— Dasha ! Ma Dasha chérie ! Ramène-nous vite, à Vadim et à moi, des bières bien fraîches et un petit quelque chose à grignoter ! — cria Oleg depuis la pièce, couvrant la voix du commentateur du match de foot.
Daria soupira profondément. Elle venait à peine de rentrer, toujours en manteau, sans même avoir eu le temps d’enlever ses chaussures après une journée harassante. Douze heures à l’hôpital, trois opérations d’urgence, des allers-retours incessants entre les chambres et le service de réanimation — elle était complètement vidée. Tout ce dont elle rêvait, c’était de prendre une douche, boire un thé chaud, et s’effondrer dans son lit.
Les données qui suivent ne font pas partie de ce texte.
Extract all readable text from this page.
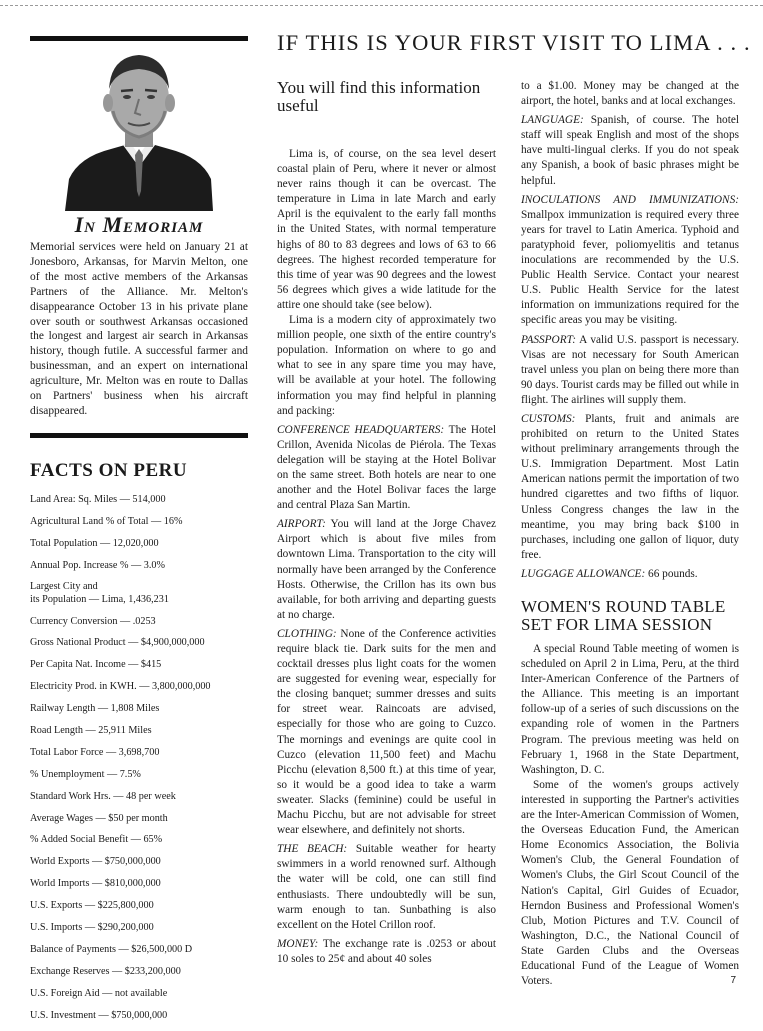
In Memoriam

Memorial services were held on January 21 at Jonesboro, Arkansas, for Marvin Melton, one of the most active members of the Arkansas Partners of the Alliance. Mr. Melton's disappearance October 13 in his private plane over south or southwest Arkansas occasioned the longest and largest air search in Arkansas history, though futile. A successful farmer and businessman, and an expert on international agriculture, Mr. Melton was en route to Dallas on Partners' business when his aircraft disappeared.

FACTS ON PERU
Land Area: Sq. Miles — 514,000
Agricultural Land % of Total — 16%
Total Population — 12,020,000
Annual Pop. Increase % — 3.0%
Largest City and
its Population — Lima, 1,436,231
Currency Conversion — .0253
Gross National Product — $4,900,000,000
Per Capita Nat. Income — $415
Electricity Prod. in KWH. — 3,800,000,000
Railway Length — 1,808 Miles
Road Length — 25,911 Miles
Total Labor Force — 3,698,700
% Unemployment — 7.5%
Standard Work Hrs. — 48 per week
Average Wages — $50 per month
% Added Social Benefit — 65%
World Exports — $750,000,000
World Imports — $810,000,000
U.S. Exports — $225,800,000
U.S. Imports — $290,200,000
Balance of Payments — $26,500,000 D
Exchange Reserves — $233,200,000
U.S. Foreign Aid — not available
U.S. Investment — $750,000,000
IF THIS IS YOUR FIRST VISIT TO LIMA . . .
You will find this information useful

Lima is, of course, on the sea level desert coastal plain of Peru, where it never or almost never rains though it can be overcast. The temperature in Lima in late March and early April is the equivalent to the early fall months in the United States, with normal temperature highs of 80 to 83 degrees and lows of 63 to 66 degrees. The highest recorded temperature for this time of year was 90 degrees and the lowest 56 degrees which gives a wide latitude for the attire one should take (see below).

Lima is a modern city of approximately two million people, one sixth of the entire country's population. Information on where to go and what to see in any spare time you may have, will be available at your hotel. The following information you may find helpful in planning and packing:

CONFERENCE HEADQUARTERS: The Hotel Crillon, Avenida Nicolas de Piérola. The Texas delegation will be staying at the Hotel Bolivar on the same street. Both hotels are near to one another and the Hotel Bolivar faces the large and central Plaza San Martin.

AIRPORT: You will land at the Jorge Chavez Airport which is about five miles from downtown Lima. Transportation to the city will normally have been arranged by the Conference Hosts. Otherwise, the Crillon has its own bus available, for both arriving and departing guests at no charge.

CLOTHING: None of the Conference activities require black tie. Dark suits for the men and cocktail dresses plus light coats for the women are suggested for evening wear, especially for the closing banquet; summer dresses and suits for street wear. Raincoats are advised, especially for those who are going to Cuzco. The mornings and evenings are quite cool in Cuzco (elevation 11,500 feet) and Machu Picchu (elevation 8,500 ft.) at this time of year, so it would be a good idea to take a warm sweater. Slacks (feminine) could be useful in Machu Picchu, but are not advisable for street wear elsewhere, and definitely not shorts.

THE BEACH: Suitable weather for hearty swimmers in a world renowned surf. Although the water will be cold, one can still find enthusiasts. There undoubtedly will be sun, warm enough to tan. Sunbathing is also excellent on the Hotel Crillon roof.

MONEY: The exchange rate is .0253 or about 10 soles to 25¢ and about 40 soles

to a $1.00. Money may be changed at the airport, the hotel, banks and at local exchanges.

LANGUAGE: Spanish, of course. The hotel staff will speak English and most of the shops have multi-lingual clerks. If you do not speak any Spanish, a book of basic phrases might be helpful.

INOCULATIONS AND IMMUNIZATIONS: Smallpox immunization is required every three years for travel to Latin America. Typhoid and paratyphoid fever, poliomyelitis and tetanus inoculations are recommended by the U.S. Public Health Service. Contact your nearest U.S. Public Health Service for the latest information on immunizations required for the specific areas you may be visiting.

PASSPORT: A valid U.S. passport is necessary. Visas are not necessary for South American travel unless you plan on being there more than 90 days. Tourist cards may be filled out while in flight. The airlines will supply them.

CUSTOMS: Plants, fruit and animals are prohibited on return to the United States without preliminary arrangements through the U.S. Immigration Department. Most Latin American nations permit the importation of two hundred cigarettes and two fifths of liquor. Unless Congress changes the law in the meantime, you may bring back $100 in purchases, including one gallon of liquor, duty free.

LUGGAGE ALLOWANCE: 66 pounds.

WOMEN'S ROUND TABLE SET FOR LIMA SESSION

A special Round Table meeting of women is scheduled on April 2 in Lima, Peru, at the third Inter-American Conference of the Partners of the Alliance. This meeting is an important follow-up of a series of such discussions on the expanding role of women in the Partners Program. The previous meeting was held on February 1, 1968 in the State Department, Washington, D. C.

Some of the women's groups actively interested in supporting the Partner's activities are the Inter-American Commission of Women, the Overseas Education Fund, the American Home Economics Association, the Bolivia Women's Club, the General Foundation of Women's Clubs, the Girl Scout Council of the Nation's Capital, Girl Guides of Ecuador, Herndon Business and Professional Women's Club, Motion Pictures and T.V. Council of Washington, D.C., the National Council of State Garden Clubs and the Overseas Educational Fund of the League of Women Voters.	7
— Oleg, je viens juste de finir ma garde, répondit-elle en entrant dans la cuisine et en mettant la bouilloire en marche. La bière est dans le frigo, et les snacks dans le placard au-dessus du micro-ondes.
Elle s’assit en massant ses tempes douloureuses. Une tasse de thé, un moment pour souffler, puis la douche — et elle pourrait enfin se déconnecter, ne serait-ce que quelques heures.
— Dasha ! — appela son mari à nouveau depuis le salon, cette fois avec une pointe d’agacement. — T’es où ? Dépêche-toi ! Le match est important !
— Allez, Dasha ! — appuya Vadim, l’ami fidèle et invité régulier chez eux. — Ne nous laisse pas tomber maintenant !
Daria ferma les yeux, tentant de maîtriser son irritation. « Compte jusqu’à dix », se répétait-elle. Mais la fatigue rongeait son calme — sa patience s’amenuisait à chaque seconde.
Elle se redressa, quitta la cuisine et s’arrêta dans l’encadrement du salon :
— Oleg, j’ai bossé douze heures aujourd’hui. Je n’ai ni la force ni l’envie de courir après vous. Le frigo est juste là, tu ne peux pas y aller toi-même ?
Son mari ne quittait pas l’écran des yeux où les joueurs couraient après le ballon.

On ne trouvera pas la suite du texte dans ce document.